Groups Survey Poorly Lit Areas on Campus

Groups Survey Poorly Lit Areas on Campus

In an effort to reduce crime and sexual assault while also cutting power consumption at night at UCSD, several student and faculty groups are currently working to improve lighting on campus and are conducting annual walks around campus to find poorly lit spots. This goal is expected to be completed by the end of 2017. 

On Jan. 8, representatives from Campus Crime Prevention, the Sexual Assault & Violence Prevention Resource Center, Housing Dining and Hospitality and Transportation Services, among others, attended the latest in a series of evening walks to find areas on campus that are most in need of additional lighting.

They had met three times before to audit graduate housing, undergraduate housing areas and the Scripps Institution of Oceanography. Nancy Wahlig, director of SARC, helped organize the walks and explained that the lighting audit had been held annually for the past 20 years. It gradually expanded over time to include more cross-departmental cooperation and student input.

Some of the noted areas of concern on the audit and night walk last Thursday were in Earl Warren College Mall, the Geisel snake path, the bike racks in the School of Medicine and around the Rady School of Management. Although parts of these areas are lit, the current sodium lights do not provide adequate illumination. Their yellow color and low luminosity create dark shadows off the path and make it hard to distinguish colored features. The groups also noted areas where lights were burned out or blocked by foliage.

Warren College senior Shayla Wilson expressed her safety concerns about parts of campus and explained that women would feel safer if the campus provided better lighting.

“In Warren, a lot of the lights are out, and there’s a lot of overgrowth on the path,” Wilson told the UCSD Guardian. “I can’t see who could potentially be in my surroundings. I could say the same thing about when I bike through the medical school or when I park out toward the [Torrey Pines] Gliderport.”

UCSD Assistant Energy Manager Anna Levitt explained that in addition to violence prevention, the university will be reducing its energy costs by $45,000 per year.
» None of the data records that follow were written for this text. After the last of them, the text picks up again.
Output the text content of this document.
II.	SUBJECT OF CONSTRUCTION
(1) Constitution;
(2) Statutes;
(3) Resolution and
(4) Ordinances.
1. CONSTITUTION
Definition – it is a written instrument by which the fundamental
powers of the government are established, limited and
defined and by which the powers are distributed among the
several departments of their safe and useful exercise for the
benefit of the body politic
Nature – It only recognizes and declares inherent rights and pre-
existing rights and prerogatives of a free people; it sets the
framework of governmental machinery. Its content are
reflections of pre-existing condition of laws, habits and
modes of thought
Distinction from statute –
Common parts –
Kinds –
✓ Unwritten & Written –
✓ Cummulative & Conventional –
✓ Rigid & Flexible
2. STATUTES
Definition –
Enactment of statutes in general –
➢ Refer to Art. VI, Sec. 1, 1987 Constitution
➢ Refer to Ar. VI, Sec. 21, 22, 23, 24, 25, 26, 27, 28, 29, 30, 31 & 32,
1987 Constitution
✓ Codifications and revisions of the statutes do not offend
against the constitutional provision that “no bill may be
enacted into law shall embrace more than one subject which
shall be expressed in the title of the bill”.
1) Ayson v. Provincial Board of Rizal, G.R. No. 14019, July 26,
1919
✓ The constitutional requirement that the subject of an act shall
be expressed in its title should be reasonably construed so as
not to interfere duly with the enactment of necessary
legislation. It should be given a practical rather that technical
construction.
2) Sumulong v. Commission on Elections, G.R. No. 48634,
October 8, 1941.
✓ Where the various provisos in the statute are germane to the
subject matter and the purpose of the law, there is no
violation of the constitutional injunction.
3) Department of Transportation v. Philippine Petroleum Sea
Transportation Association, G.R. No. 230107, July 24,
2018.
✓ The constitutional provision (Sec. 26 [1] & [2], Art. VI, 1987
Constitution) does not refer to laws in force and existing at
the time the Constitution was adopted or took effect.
The university plans to accomplish this by replacing the yellow sodium streetlights around campus with LED lights, which will require maintenance every 12 years instead of every three.

“We’re in the process of transitioning to the most efficient lights possible,” Levitt told the Guardian. “LED’s are probably 30 percent more efficient than the low-pressure sodium lights and last at least three times longer. From a sustainability and maintenance cost perspective, that’s great, since Facilities Management is constantly replacing the orange lights.”

The cost associated with replacing old lamp poles and installing new ones will be $650,000. However, UCSD will be eligible for a $120,000 reimbursement from San Diego Gas and Electric as an incentive to cut emissions. The project is projected to pay for itself in 10 years. Similar work has been done in the past, and light retrofits in 2011 and 2012 saved the university $210,000 and $90,000 per year, respectively. Their efficiency will also contribute to UCSD’s goal of reducing its net carbon footprint to zero by 2025.